Strona:Leblanc - Czerwone koło.djvu/15

Ta strona została skorygowana.
11

Robiłeś wszystko co mogłeś, aby tak cbyło... Chciałem mieć syna... prawdziwego syna... Człowieka pracującego, żyjącego z uczciwego rzemiosła... A ty...
Nie puszczał ram Boba, ściskając je ręką brutalną.
— A co ty robisz obecnie? Jeszcze przed sześciu miesiącami, gdy byłem na wolności, znalazłem ci miejsce porządne... Co? Co mówisz? Wypędzono ciebie? A więc? Z czego żyjesz teraz? U kogo pracujesz? Bo chyba pracujesz, mam nadzieję?
— Tak jest, pracuję, — mruknął Bob.
— U kogo? Odpowiadaj?...
— U... u Sama Smillinga.
Dżim skoczył.
— U Sama Smillinga! U tego szewca przeklętego!... Ach, tego to już zawiele!
— Ależ to przecie jeden z twych przyjaciół! — zaryzykował Bob.
— Milcz! To bandyta!... Prawdziwy bandyta... O, tak, on wie, co robi...
— Ależ, ojcze, zapewniam cię, on zajmuje się mną, daje mi dobre rady.
— Nie gadaj! Sam Smilling! O, znam dobrze jego rady... Ahaha! więc ty „pracujesz“ u niego! Więc teraz rozumiem już... Przyznaj się: to on posyła tu ciebie? Dżim drżał cały ze złości. Powstrzymał się jednak, by nie przerażać swego syna i otrzymać od niego zupełne wyznanie.

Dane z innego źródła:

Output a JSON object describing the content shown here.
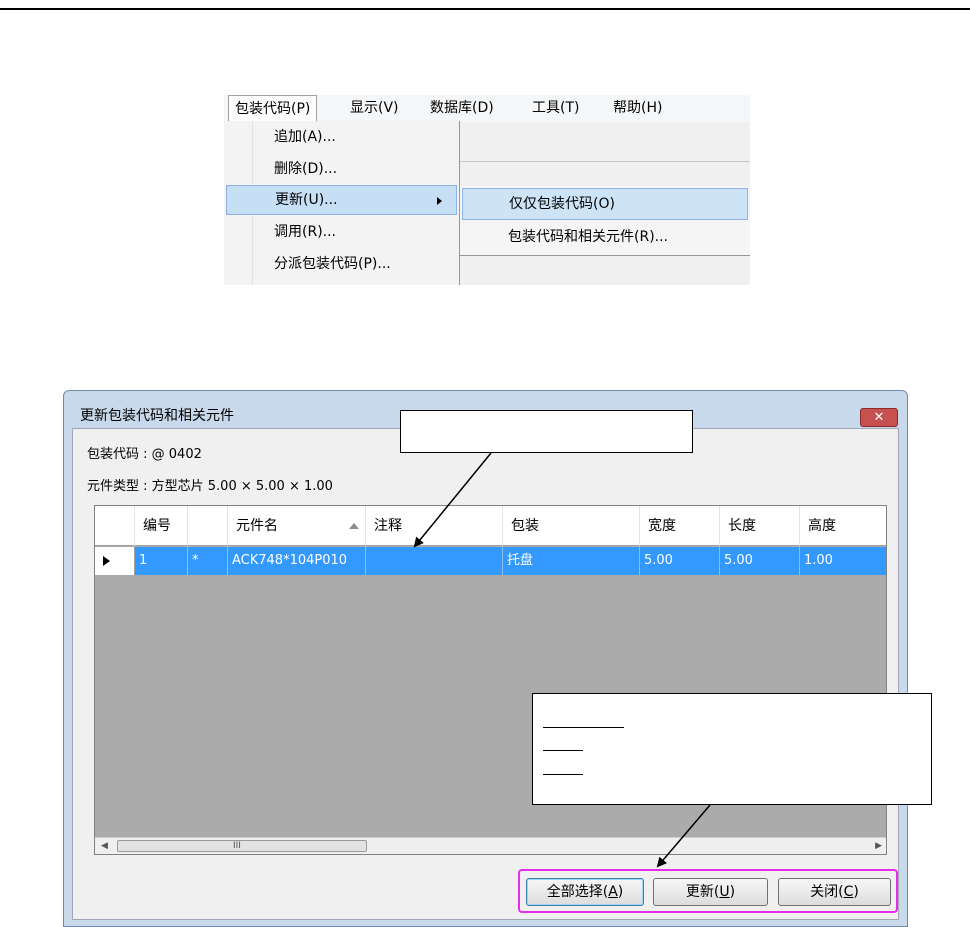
{
  "menu": {
    "bar": [
      "包装代码(P)",
      "显示(V)",
      "数据库(D)",
      "工具(T)",
      "帮助(H)"
    ],
    "dropdown": [
      "追加(A)...",
      "删除(D)...",
      "更新(U)...",
      "调用(R)...",
      "分派包装代码(P)..."
    ],
    "submenu": [
      "仅仅包装代码(O)",
      "包装代码和相关元件(R)..."
    ]
  },
  "dialog": {
    "title": "更新包装代码和相关元件",
    "close": "✕",
    "package_code": "包装代码 : @ 0402",
    "component_type": "元件类型 : 方型芯片  5.00 × 5.00 × 1.00",
    "columns": [
      "编号",
      "",
      "元件名",
      "注释",
      "包装",
      "宽度",
      "长度",
      "高度"
    ],
    "row": [
      "1",
      "*",
      "ACK748*104P010",
      "",
      "托盘",
      "5.00",
      "5.00",
      "1.00"
    ],
    "scroll_grip": "III",
    "buttons": {
      "select_all": "全部选择(",
      "select_all_key": "A",
      "update": "更新(",
      "update_key": "U",
      "close": "关闭(",
      "close_key": "C",
      "paren": ")"
    }
  },
  "colors": {
    "highlight": "#3399ff",
    "frame": "#e62ee6"
  }
}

— No więc tak, — mruknął Bob, — to on mnie przysyła tutaj.. Zresztą nic nie mam do ukrywania... Przeciwnie... To w celu dobrego uczynku, — dokończył z emfazą.
— Dobrego uczynku? — powtórzył Dżim zaciskając pięści. — A zresztą, opowiedz... zobaczymy potem.